History and Philosophy of Computing On algorithms
Exercise 1 What are the essential elements for a process to qualify as an algorithm?
Exercise 2 Present a small program in any language of your liking to perform a simple arithmetical operation on numbers. Explain how that program qualifies as the implementation of an algorithm.
Exercise 3 Consider the following algorithm:
def find _max (L) :
max = 0
for x in L :
if x > max:
max = x
return max
and answer and comment to the following questions:
- What does this algorithm do on an empty list?
- What if we make L to be the set of natural numbers N?
- Does each step of the algorithm consist of primitive operations?
- Does it have defined inputs and outputs?
- Is it effective (in the sense of producing the correct result)?
- Is it guaranteed to terminate? And for L = N?
Exercise 4 Explain the association between the computability of a function and the decidability of a predicate.

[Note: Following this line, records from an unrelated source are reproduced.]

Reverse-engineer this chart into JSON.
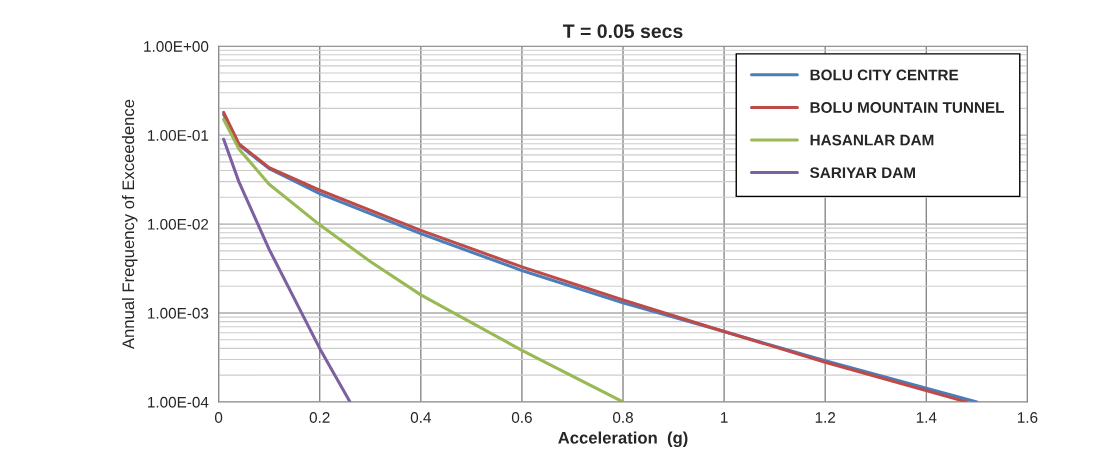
{
  "chart_data": {
    "type": "line",
    "title": "T = 0.05 secs",
    "xlabel": "Acceleration  (g)",
    "ylabel": "Annual Frequency of Exceedence",
    "log": "y",
    "xlim": [
      0,
      1.6
    ],
    "xticks": [
      0,
      0.2,
      0.4,
      0.6,
      0.8,
      1,
      1.2,
      1.4,
      1.6
    ],
    "ylim": [
      0.0001,
      1
    ],
    "yticks": [
      {
        "value": 0.0001,
        "label": "1.00E-04"
      },
      {
        "value": 0.001,
        "label": "1.00E-03"
      },
      {
        "value": 0.01,
        "label": "1.00E-02"
      },
      {
        "value": 0.1,
        "label": "1.00E-01"
      },
      {
        "value": 1,
        "label": "1.00E+00"
      }
    ],
    "grid": true,
    "legend": "top right",
    "series": [
      {
        "name": "BOLU CITY CENTRE",
        "color": "#4a7ebb",
        "x": [
          0.01,
          0.04,
          0.1,
          0.2,
          0.4,
          0.6,
          0.8,
          1.0,
          1.2,
          1.5
        ],
        "values": [
          0.17,
          0.078,
          0.042,
          0.022,
          0.0078,
          0.003,
          0.0013,
          0.00062,
          0.00029,
          0.0001
        ]
      },
      {
        "name": "BOLU MOUNTAIN TUNNEL",
        "color": "#be4b48",
        "x": [
          0.01,
          0.04,
          0.1,
          0.2,
          0.4,
          0.6,
          0.8,
          1.0,
          1.2,
          1.48
        ],
        "values": [
          0.18,
          0.08,
          0.043,
          0.024,
          0.0085,
          0.0033,
          0.0014,
          0.00062,
          0.00028,
          0.0001
        ]
      },
      {
        "name": "HASANLAR DAM",
        "color": "#98b954",
        "x": [
          0.01,
          0.04,
          0.1,
          0.2,
          0.3,
          0.4,
          0.6,
          0.8
        ],
        "values": [
          0.15,
          0.07,
          0.028,
          0.0098,
          0.0038,
          0.0016,
          0.00038,
          0.0001
        ]
      },
      {
        "name": "SARIYAR DAM",
        "color": "#7d60a0",
        "x": [
          0.01,
          0.04,
          0.1,
          0.2,
          0.26
        ],
        "values": [
          0.09,
          0.03,
          0.0052,
          0.0004,
          0.0001
        ]
      }
    ]
  }
}
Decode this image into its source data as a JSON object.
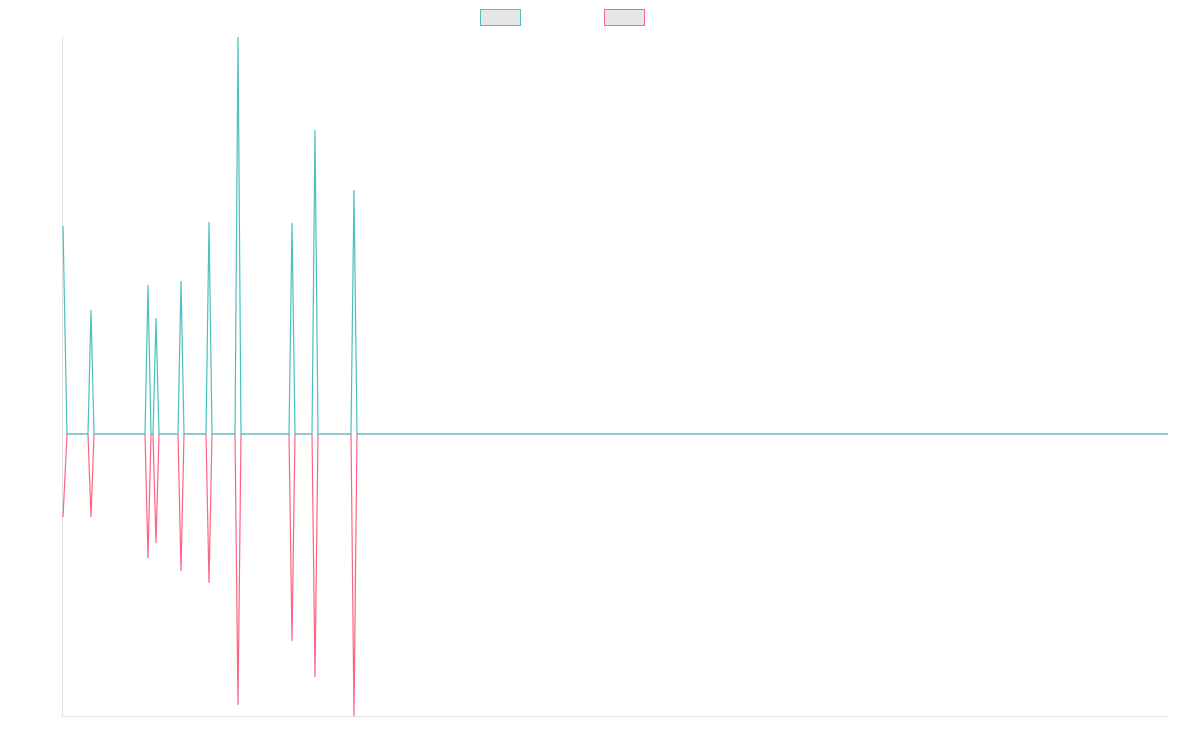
{
  "chart_data": {
    "type": "line",
    "x": [
      0,
      4,
      25,
      28,
      31,
      82,
      85,
      88,
      90,
      93,
      96,
      115,
      118,
      121,
      143,
      146,
      149,
      172,
      175,
      178,
      226,
      229,
      232,
      249,
      252,
      255,
      288,
      291,
      294,
      1105
    ],
    "xlim": [
      0,
      1105
    ],
    "ylim": [
      -282,
      397
    ],
    "legend": "top",
    "series": [
      {
        "color": "#ff6384",
        "values": [
          -83,
          0,
          0,
          -83,
          0,
          0,
          -124,
          0,
          0,
          -109,
          0,
          0,
          -137,
          0,
          0,
          -149,
          0,
          0,
          -271,
          0,
          0,
          -207,
          0,
          0,
          -243,
          0,
          0,
          -282,
          0,
          0
        ]
      },
      {
        "color": "#4bc0c0",
        "values": [
          208,
          0,
          0,
          124,
          0,
          0,
          149,
          0,
          0,
          116,
          0,
          0,
          153,
          0,
          0,
          212,
          0,
          0,
          397,
          0,
          0,
          211,
          0,
          0,
          304,
          0,
          0,
          244,
          0,
          0
        ]
      }
    ]
  }
}
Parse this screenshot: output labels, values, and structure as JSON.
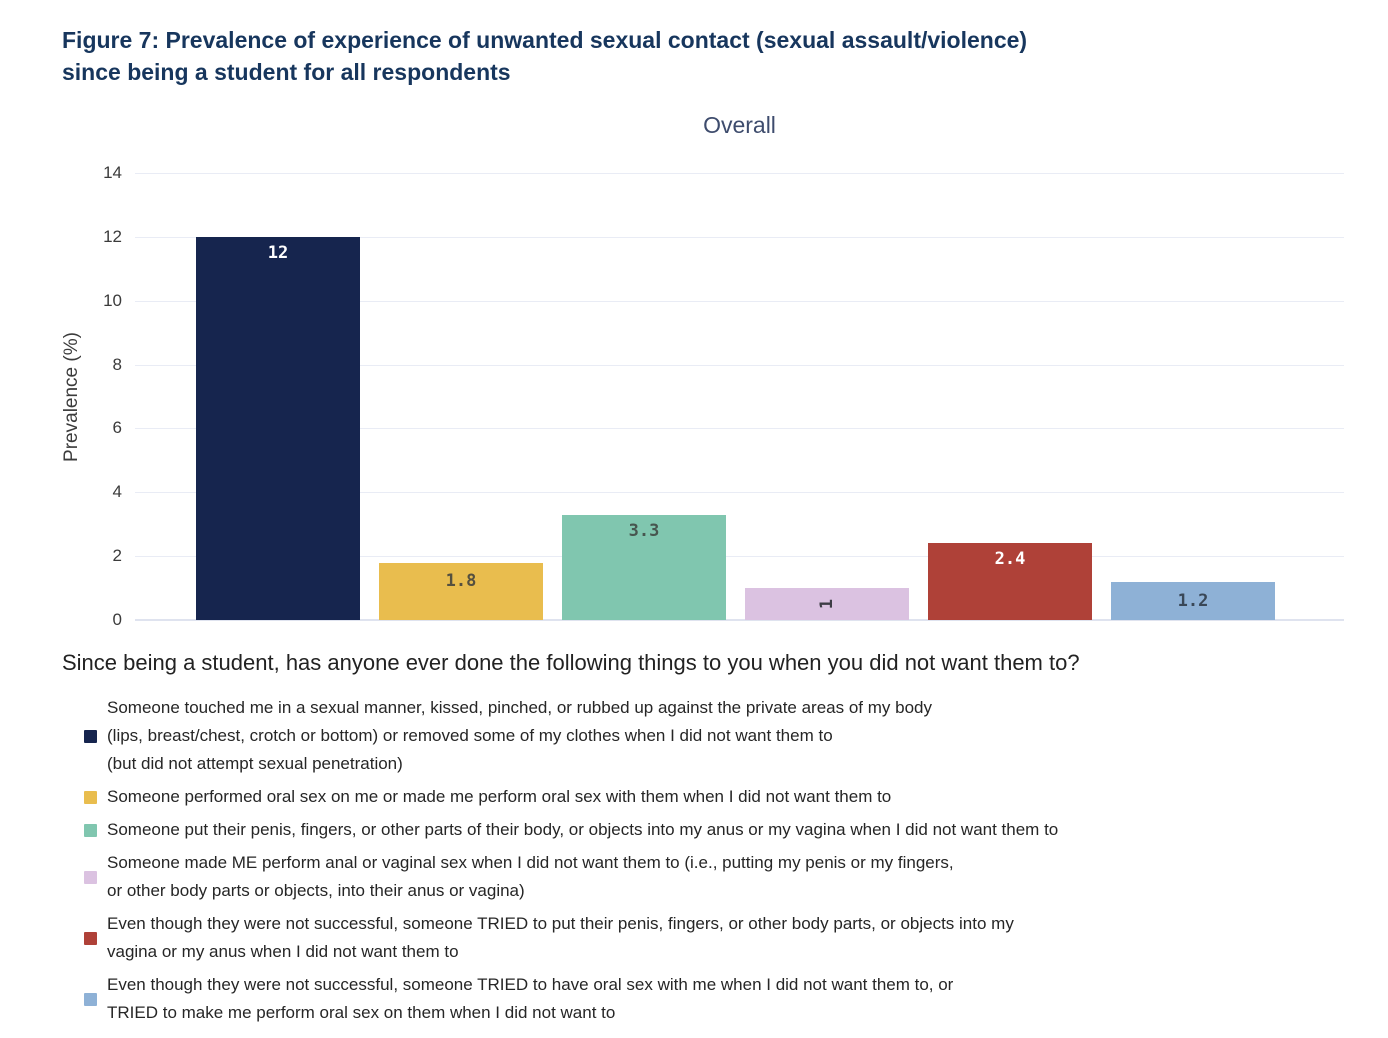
{
  "figure": {
    "title_lines": [
      "Figure 7: Prevalence of experience of unwanted sexual contact (sexual assault/violence)",
      "since being a student for all respondents"
    ]
  },
  "chart_data": {
    "type": "bar",
    "title": "Overall",
    "xlabel": "",
    "ylabel": "Prevalence (%)",
    "ylim": [
      0,
      14
    ],
    "yticks": [
      0,
      2,
      4,
      6,
      8,
      10,
      12,
      14
    ],
    "grid": true,
    "legend_position": "bottom",
    "legend_title": "Since being a student, has anyone ever done the following things to you when you did not want them to?",
    "bars": [
      {
        "value": 12,
        "display": "12",
        "color": "#16254e",
        "value_color": "#ffffff",
        "value_rotated": false,
        "legend_lines": [
          "Someone touched me in a sexual manner, kissed, pinched, or rubbed up against the private areas of my body",
          "(lips, breast/chest, crotch or bottom) or removed some of my clothes when I did not want them to",
          "(but did not attempt sexual penetration)"
        ]
      },
      {
        "value": 1.8,
        "display": "1.8",
        "color": "#e9bd4e",
        "value_color": "#55503f",
        "value_rotated": false,
        "legend_lines": [
          "Someone performed oral sex on me or made me perform oral sex with them when I did not want them to"
        ]
      },
      {
        "value": 3.3,
        "display": "3.3",
        "color": "#80c6af",
        "value_color": "#47564f",
        "value_rotated": false,
        "legend_lines": [
          "Someone put their penis, fingers, or other parts of their body, or objects into my anus or my vagina when I did not want them to"
        ]
      },
      {
        "value": 1,
        "display": "1",
        "color": "#dbc2e1",
        "value_color": "#3c3c44",
        "value_rotated": true,
        "legend_lines": [
          "Someone made ME perform anal or vaginal sex when I did not want them to (i.e., putting my penis or my fingers,",
          "or other body parts or objects, into their anus or vagina)"
        ]
      },
      {
        "value": 2.4,
        "display": "2.4",
        "color": "#af4138",
        "value_color": "#ffffff",
        "value_rotated": false,
        "legend_lines": [
          "Even though they were not successful, someone TRIED to put their penis, fingers, or other body parts, or objects into my",
          "vagina or my anus when I did not want them to"
        ]
      },
      {
        "value": 1.2,
        "display": "1.2",
        "color": "#8eb1d6",
        "value_color": "#394757",
        "value_rotated": false,
        "legend_lines": [
          "Even though they were not successful, someone TRIED to have oral sex with me when I did not want them to, or",
          "TRIED to make me perform oral sex on them when I did not want to"
        ]
      }
    ]
  }
}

Provide a simple example.
Exercise 5 Can you tell what the difference is between the previous and the following algorithm:
def find_max (L) :
if len ( L ) == 1 :
return L[0]
v1 = L[0]
v2 = find _max (L[1])
if v1 > v2 :
return v1
else:
return v2
Exercise 6 What does it mean in the theory of algorithms that two problems are equivalent? Can two unsolvable problems be equivalent?
Exercise 7 Briefly overview the limitations of understanding algorithms as informal specifications and implementions in a programming language.